Le lendemain, peu avant midi, Mona et sa fille montèrent le petit escalier de bois pour rejoindre le dernier étage du Magicobus. Trouver un fauteuil vide à cette heure étonnamment bondée ne fut pas chose facile. Mona l'expliqua par la présence de nombreux jeunes enfants dans le bus à impériale : tout comme les Moon, ces familles endimanchées se rendaient sans doute à un rendez-vous familial incontournable.

Mona ne fut pas mécontente lorsque le bus s'arrêta brutalement — comme à son habitude — devant le Terrier. L'invitation de Molly, lancée quelques jours plus tôt, étant toujours valable, Mona avait décidé de faire le déplacement, emportant avec elle d'anciens manuels scolaires pour la prochaine rentrée de Bill.

– Vous êtes paré alors ? demanda Mona alors qu'elle rafistolait l'un de ses anciens manuels sous le regard émerveillé de Bill et Malorie, impressionnés par la précision magique de la sorcière.
– Oui, presque, répondit Arthur. Avec ces manuels-là et ceux de Hugh, il ne manquera plus que du parchemin, des plumes et, surtout, sa baguette magique.
– Je n'aurai pas plus de livres ? s'étonna Bill.
– Il faudra vérifier avec la liste, mais non, je ne pense pas.
– Pour le matériel de potion, vous devriez aller voir Marla, dit Mona. La pauvre a bien besoin de visite, et Peter a sûrement gardé plus de matériel que moi.

Croûtard traversa brusquement la pièce pour se glisser sous un guéridon à côté de Mona.
Là, c'est flagrant, chope-le !

Arthur jeta un regard rapide vers la cuisine avant de murmurer à Mona :
– Non. Les Moon refusent que nous voyions l'un des leurs, surtout ceux qu'ils jugent « faibles ».
– C'est idiot, remarqua-t-elle.

Oui, en même temps : c'est ta famille.

Elle se rappela soudain avoir entendu Marla parler des Weasley comme des traîtres à leur sang.
– De toute façon, ça n'a pas d'importance. Eugène et Miranda vont souvent voir leur sœur. Et puis, elle n'est pas seule : Gareth hante désormais le grenier.

C'est bien connu, avoir pour compagnie son défunt mari, c'est excellent pour l'équilibre mental.

– Il n'a rien dit de plus sur les circonstances de sa mort ? demanda Arthur à voix basse.
– Non. Il a pris le sortilège dans le dos.
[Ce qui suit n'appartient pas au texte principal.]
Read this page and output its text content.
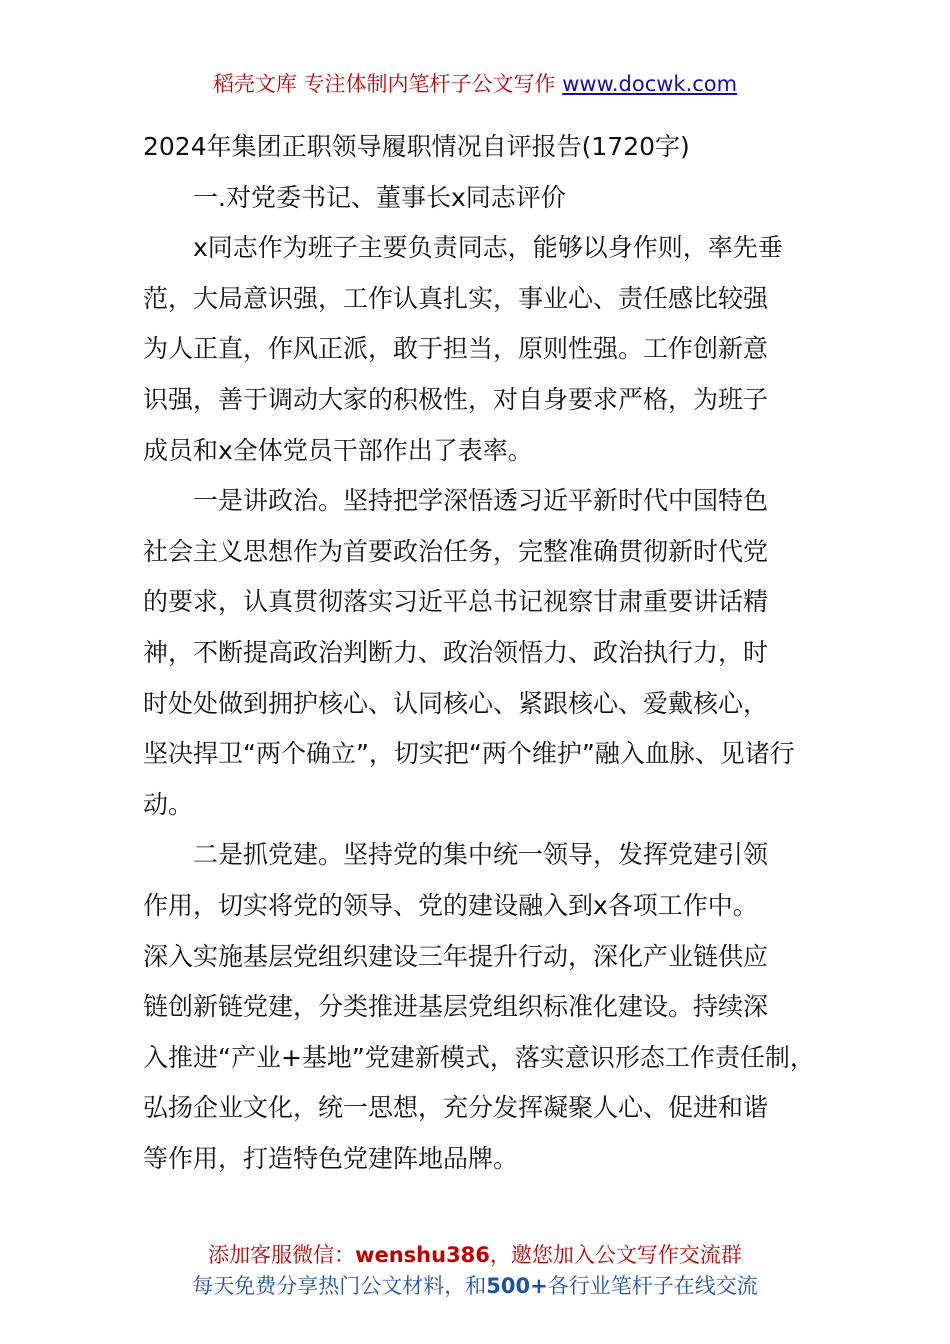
稻壳文库 专注体制内笔杆子公文写作 www.docwk.com

2024年集团正职领导履职情况自评报告(1720字)

一.对党委书记、董事长x同志评价

x同志作为班子主要负责同志，能够以身作则，率先垂
范，大局意识强，工作认真扎实，事业心、责任感比较强
为人正直，作风正派，敢于担当，原则性强。工作创新意
识强，善于调动大家的积极性，对自身要求严格，为班子
成员和x全体党员干部作出了表率。

一是讲政治。坚持把学深悟透习近平新时代中国特色
社会主义思想作为首要政治任务，完整准确贯彻新时代党
的要求，认真贯彻落实习近平总书记视察甘肃重要讲话精
神，不断提高政治判断力、政治领悟力、政治执行力，时
时处处做到拥护核心、认同核心、紧跟核心、爱戴核心，
坚决捍卫“两个确立”，切实把“两个维护”融入血脉、见诸行
动。

二是抓党建。坚持党的集中统一领导，发挥党建引领
作用，切实将党的领导、党的建设融入到x各项工作中。
深入实施基层党组织建设三年提升行动，深化产业链供应
链创新链党建，分类推进基层党组织标准化建设。持续深
入推进“产业+基地”党建新模式，落实意识形态工作责任制，
弘扬企业文化，统一思想，充分发挥凝聚人心、促进和谐
等作用，打造特色党建阵地品牌。

添加客服微信：wenshu386，邀您加入公文写作交流群
每天免费分享热门公文材料，和500+各行业笔杆子在线交流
Je lui ai moi-même posé la question avec Malorie : je voulais que le premier fantôme qu'elle voie soit de la famille.

Des principes d'éducation fondamentaux.

Malorie releva la tête en entendant son nom, avant de la baisser à nouveau pour tenter d'attraper Croûtard. Molly fit irruption dans la pièce et somma tout le monde de s'installer pendant qu'elle mettait la table en trois coups de baguette magique.
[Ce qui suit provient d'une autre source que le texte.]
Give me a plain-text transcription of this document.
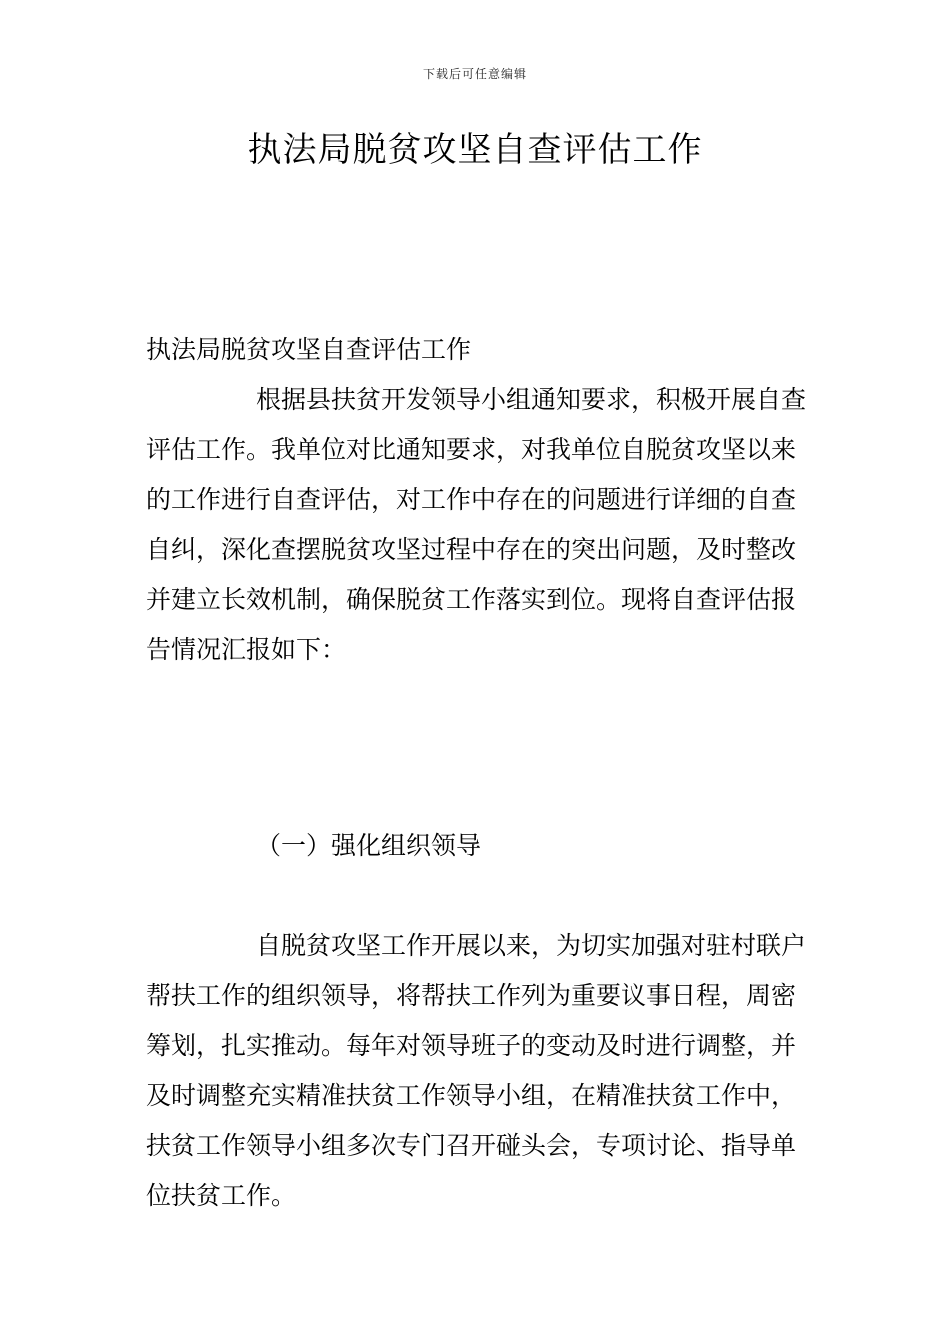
下载后可任意编辑
执法局脱贫攻坚自查评估工作

执法局脱贫攻坚自查评估工作

根据县扶贫开发领导小组通知要求，积极开展自查评估工作。我单位对比通知要求，对我单位自脱贫攻坚以来的工作进行自查评估，对工作中存在的问题进行详细的自查自纠，深化查摆脱贫攻坚过程中存在的突出问题，及时整改并建立长效机制，确保脱贫工作落实到位。现将自查评估报告情况汇报如下：

（一）强化组织领导

自脱贫攻坚工作开展以来，为切实加强对驻村联户帮扶工作的组织领导，将帮扶工作列为重要议事日程，周密筹划，扎实推动。每年对领导班子的变动及时进行调整，并及时调整充实精准扶贫工作领导小组，在精准扶贫工作中，扶贫工作领导小组多次专门召开碰头会，专项讨论、指导单位扶贫工作。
– Finalement, c'était quoi la surprise de Terence ? interrogea Molly en servant les assiettes.
– Il m'a arrangé un rencart.
– C'est quoi, un rencart ? demanda Fred.

Dans le cas de Mona : une erreur assurée.
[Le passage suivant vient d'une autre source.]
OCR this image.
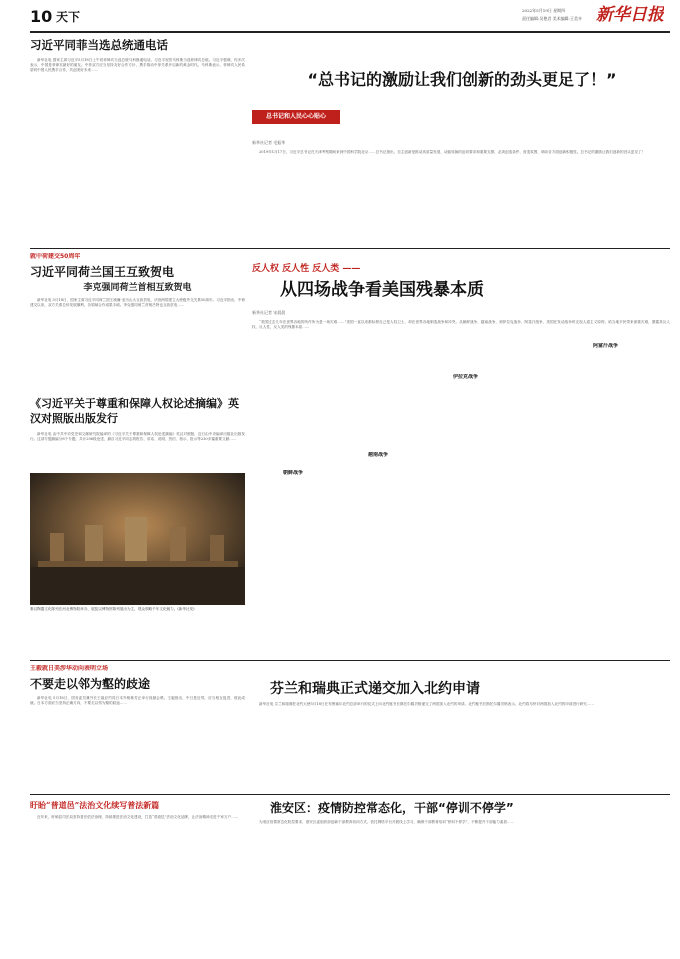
10 天下	2022年5月19日 星期四
责任编辑:吴艳君 美术编辑:王美卉 新华日报
习近平同菲当选总统通电话
新华社电 国家主席习近平5月18日上午同菲律宾当选总统马科斯通电话。习近平祝贺马科斯当选菲律宾总统。习近平强调，你多次表示，中国是菲律宾最好的朋友。中菲双方应当坚持友好合作方针，携手推动中菲关系开启新的黄金时代。马科斯表示，菲律宾人民希望同中国人民携手合作，共创美好未来……
“总书记的激励让我们创新的劲头更足了！”
总书记和人民心心贴心
新华社记者 毛振华
2019年1月17日，习近平总书记在天津考察期间来到中国科学院北京……总书记指出，自主创新是推动高质量发展、动能转换的迫切要求和重要支撑，必须创造条件、营造氛围，调动各方面创新积极性。总书记的激励让我们创新的劲头更足了！
就中荷建交50周年
习近平同荷兰国王互致贺电
李克强同荷兰首相互致贺电
新华社电 5月18日，国家主席习近平同荷兰国王威廉-亚历山大互致贺电，庆祝两国建立大使级外交关系50周年。习近平指出，中荷建交以来，双方关系总体发展顺利，各领域合作成果丰硕。李克强同荷兰首相吕特也互致贺电……
《习近平关于尊重和保障人权论述摘编》英汉对照版出版发行
新华社电 由中共中央党史和文献研究院编译的《习近平关于尊重和保障人权论述摘编》英汉对照版，近日由中央编译出版社出版发行。这部专题摘编分8个专题，共计296段论述，摘自习近平同志的报告、讲话、说明、贺信、指示、批示等230多篇重要文献……
秦汉陶器文化陈列在河北博物院举办，展览以博物馆陈列展出为主，观众领略千年文化魅力。(新华社发)
反人权 反人性 反人类 ——
从四场战争看美国残暴本质
新华社记者 宋晨晨
“美国过去几年在世界各地的所作所为是一场灾难……”美国一直以来都标榜自己是人权卫士，却在世界各地制造战争和冲突。从朝鲜战争、越南战争，到伊拉克战争、阿富汗战争，美国在发动战争时无视人道主义原则，给当地平民带来深重灾难，暴露其反人权、反人性、反人类的残暴本质……
朝鲜战争
越南战争
伊拉克战争
阿富汗战争
王毅就日美涉华动向表明立场
不要走以邻为壑的歧途
新华社电 5月18日，国务委员兼外长王毅应约同日本外相林芳正举行视频会晤。王毅指出，中日是近邻，应当相互促进、彼此成就。日本方面应当坚持正确方向，不要走以邻为壑的歧途……
芬兰和瑞典正式递交加入北约申请
新华社电 芬兰和瑞典驻北约大使5月18日在布鲁塞尔北约总部举行的仪式上向北约秘书长斯托尔滕贝格递交了两国加入北约的申请。北约秘书长斯托尔滕贝格表示，北约将尽快对两国加入北约的申请进行研究……
盱眙“普道邑”法治文化续写普法新篇
近年来，盱眙县司法局坚持普法依法治理，持续推进法治文化建设，打造“普道邑”法治文化品牌，让法治精神走进千家万户……
淮安区：疫情防控常态化，干部“停训不停学”
为适应疫情常态化防控要求，淮安区委组织部创新干部教育培训方式，依托网络平台开展线上学习，确保干部教育培训“停训不停学”，不断提升干部能力素质……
– C'est un rendez-vous amoureux, répondit Arthur. Terence veut toujours que sa grande sœur trouve un amoureux, apparemment.
– Oui, dit Mona en levant les yeux au ciel.
– Qui était cet homme ? demanda Molly en s'attendant au pire.

– Arnold Bondupois.
– Arnold ? répéta Arthur, interloqué.
– Il travaille au ministère, précisa Mona. Tu le connais sûrement.
– Oui, je le connais, mais je suis surpris que Terence t'ait arrangé un rendez-vous avec lui. C'est un gentil garçon, bien sous tout rapport. Il m'a appris que les Moldus mettent de l'or dans certaines de leurs machines électroniques.
– J'ai été aussi surprise que toi, mais Terence a dû comprendre que je choisirais un homme à mon goût, pas au sien. Et au goût de Malorie, ajouta-t-elle.
– Arnold est quelqu'un de bien, nota Arthur en échangeant un sourire avec Molly.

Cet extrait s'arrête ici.